Elementary Ag Connection- Grace Anderson- Spring Valley Schools, Spring Valley
This project will help connect high school FFA members with elementary-level students to help them learn about agriculture. In the spring, the Spring Valley FFA officer team will talk to students about how animals are born and raised during spring on the farm. Students will learn about planting crops how the crops are used. Funds received from the grant will be used to purchase chicks and resources needed for the visits.
Gardening and Recycling- Sue Hellmers- Willow River Elementary, Hudson
The focus on taking care of the earth through gardening and recycling will be demonstrated through the purchase of two large planters made from recycled materials that will be placed outside of the Willow River Elementary school as part of the school’s Earth Day celebration in April 2022. This will help the district’s 4K-5th Environmental Club restart after a COVID-19 shutdown of their activities.
Growing Plants from Scratch- John Slipek- Abbotsford High School, Abbotsford
This project will introduce students and faculty members at the elementary to the Abbotsford High School greenhouse located near the elementary school. Students will plant flowers and vegetables from February – May. The funds received from the grant will be used to purchase seed and soil for the project.
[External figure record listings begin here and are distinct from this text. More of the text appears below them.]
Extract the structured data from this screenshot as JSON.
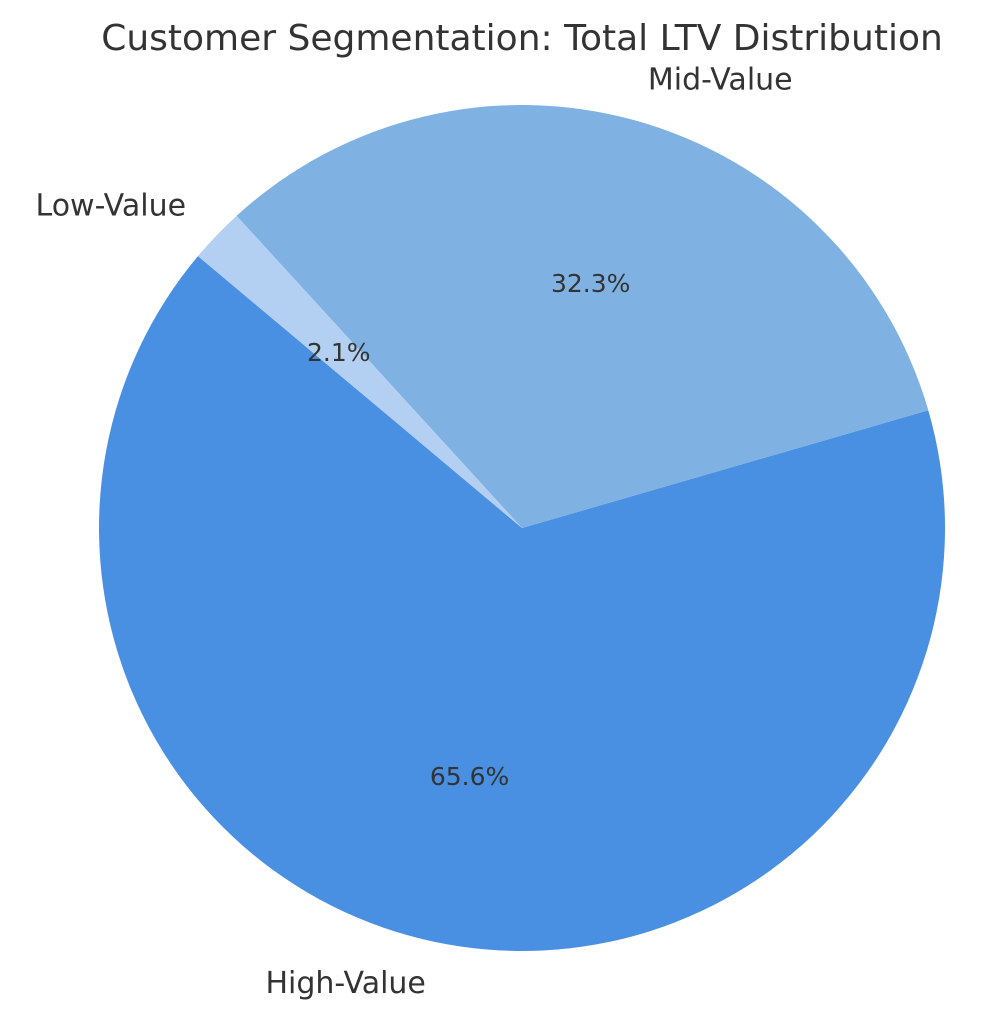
{
  "chart_data": {
    "type": "pie",
    "title": "Customer Segmentation: Total LTV Distribution",
    "slices": [
      {
        "label": "High-Value",
        "value": 65.6,
        "pct_label": "65.6%",
        "color": "#4a90e2"
      },
      {
        "label": "Mid-Value",
        "value": 32.3,
        "pct_label": "32.3%",
        "color": "#7fb1e3"
      },
      {
        "label": "Low-Value",
        "value": 2.1,
        "pct_label": "2.1%",
        "color": "#b3d0f3"
      }
    ],
    "start_angle_deg": 140,
    "direction": "counterclockwise",
    "legend": "none"
  }
}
Secrets of Sustainability- Kirstin Thompson- Greenfield Elementary, Baldwin
Students have found more time to spend with electronic games than with parents, grandparents or other older members of the community. Oral history and rural life educational opportunities are being lost. In this project, students will research rural life skills, conduct interviews with community members and give presentations while learning about agriculture in the process. Funds received from the grant will be used to purchase books and will tie curriculum to the new Informational Text standards.
Worm Farms- Kally Koch- Riverdale School District, Muscoda
This project will introduce composting and vermiculture to students in the Riverdale School District. The composting equipment and materials bought with grant funds will be used in the district’s agricultural education classes and throughout the school for the school’s garden and to raise worms. Some students may use the project for their FFA Supervised Agriculture Experience project. This system will be used to discuss food waste and recycling.